Our Decent Compiler has removed all the lexical closure machinery and turned the calls to the continuations into direct code. This code has all the features we desire: there is no special “key not found” value to screw up our types, there is no redundant branch: the (null entries) test directly branches into the appropriate handling code, we do not allocate closures, and the variables that would have been closed over are now directly apparent in the frame.

It's a bit vacuous to observe that an inlined function performs better. Of course it does. At the very least you avoid a procedure call. But if you inline a continuation passing style function, any Decent Compiler will go to town and optimize away the continuation overhead. It's an unexpected bonus.

On occasion I find that continuation passing style is just the abstraction for certain code that is also performance critical.
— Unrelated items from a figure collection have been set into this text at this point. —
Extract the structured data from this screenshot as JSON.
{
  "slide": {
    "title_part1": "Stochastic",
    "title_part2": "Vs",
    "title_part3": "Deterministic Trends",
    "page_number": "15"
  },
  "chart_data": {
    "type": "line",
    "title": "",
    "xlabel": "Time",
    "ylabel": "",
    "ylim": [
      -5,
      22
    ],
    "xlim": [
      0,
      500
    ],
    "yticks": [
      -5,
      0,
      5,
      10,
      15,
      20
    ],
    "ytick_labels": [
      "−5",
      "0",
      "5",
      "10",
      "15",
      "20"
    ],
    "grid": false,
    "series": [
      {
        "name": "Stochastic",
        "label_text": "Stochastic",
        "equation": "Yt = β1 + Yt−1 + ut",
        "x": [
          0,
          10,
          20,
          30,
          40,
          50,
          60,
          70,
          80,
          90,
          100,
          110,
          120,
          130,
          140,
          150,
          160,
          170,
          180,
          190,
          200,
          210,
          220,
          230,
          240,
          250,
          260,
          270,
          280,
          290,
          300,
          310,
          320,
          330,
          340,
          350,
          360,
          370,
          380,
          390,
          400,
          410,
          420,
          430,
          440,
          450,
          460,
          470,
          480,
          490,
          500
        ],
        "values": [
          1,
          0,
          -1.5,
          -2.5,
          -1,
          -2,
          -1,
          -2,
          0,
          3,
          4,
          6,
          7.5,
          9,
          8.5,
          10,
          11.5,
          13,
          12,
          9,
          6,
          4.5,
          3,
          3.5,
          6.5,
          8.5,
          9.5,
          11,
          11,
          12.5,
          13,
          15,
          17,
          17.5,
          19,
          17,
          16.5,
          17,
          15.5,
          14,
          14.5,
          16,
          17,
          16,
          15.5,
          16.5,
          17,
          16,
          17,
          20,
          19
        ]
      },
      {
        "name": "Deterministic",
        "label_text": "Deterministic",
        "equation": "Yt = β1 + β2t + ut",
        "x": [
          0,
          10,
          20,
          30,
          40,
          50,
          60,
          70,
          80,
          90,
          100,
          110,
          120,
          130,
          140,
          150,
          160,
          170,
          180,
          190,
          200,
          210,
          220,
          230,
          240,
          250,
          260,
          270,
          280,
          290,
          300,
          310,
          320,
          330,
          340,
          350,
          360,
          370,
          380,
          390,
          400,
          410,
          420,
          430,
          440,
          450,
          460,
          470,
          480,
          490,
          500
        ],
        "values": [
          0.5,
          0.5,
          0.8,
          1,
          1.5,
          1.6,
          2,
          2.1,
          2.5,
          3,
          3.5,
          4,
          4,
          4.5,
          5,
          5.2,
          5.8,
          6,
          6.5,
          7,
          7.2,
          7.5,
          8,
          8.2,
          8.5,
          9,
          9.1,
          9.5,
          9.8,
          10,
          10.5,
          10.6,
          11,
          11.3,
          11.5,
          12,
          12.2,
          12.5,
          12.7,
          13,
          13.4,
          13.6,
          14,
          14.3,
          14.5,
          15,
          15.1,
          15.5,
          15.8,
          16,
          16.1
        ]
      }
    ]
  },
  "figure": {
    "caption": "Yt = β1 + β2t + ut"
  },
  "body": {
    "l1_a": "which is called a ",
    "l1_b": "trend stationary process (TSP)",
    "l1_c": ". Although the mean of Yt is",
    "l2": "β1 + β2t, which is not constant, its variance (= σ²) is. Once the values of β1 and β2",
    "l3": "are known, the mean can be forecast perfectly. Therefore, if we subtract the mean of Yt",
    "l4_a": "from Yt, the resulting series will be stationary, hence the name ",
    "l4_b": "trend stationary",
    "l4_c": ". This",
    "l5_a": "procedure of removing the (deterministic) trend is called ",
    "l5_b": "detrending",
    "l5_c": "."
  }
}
I don't give it a second thought. Continuation passing style can result in high-performance code if you simply inline the critical calls.

3 comments:

Anonymous said...

Thanks, interesting insight. Nitpick: missing "funcall"s when calling if-found and if-not-found.

Joe Marshall said...

Fixed. Thanks!

John Cowan said...

R7RS-large now provides this style for hash tables, but with two differences that I think are improvements: both are optional, and failure precedes success, because often there's nothing special you need to do on success; you just want the value. So the defaults are "error" for failure and "identity" for success. There is also a trivial variant with a required default value, equivalent to a failure thunk that returns that value.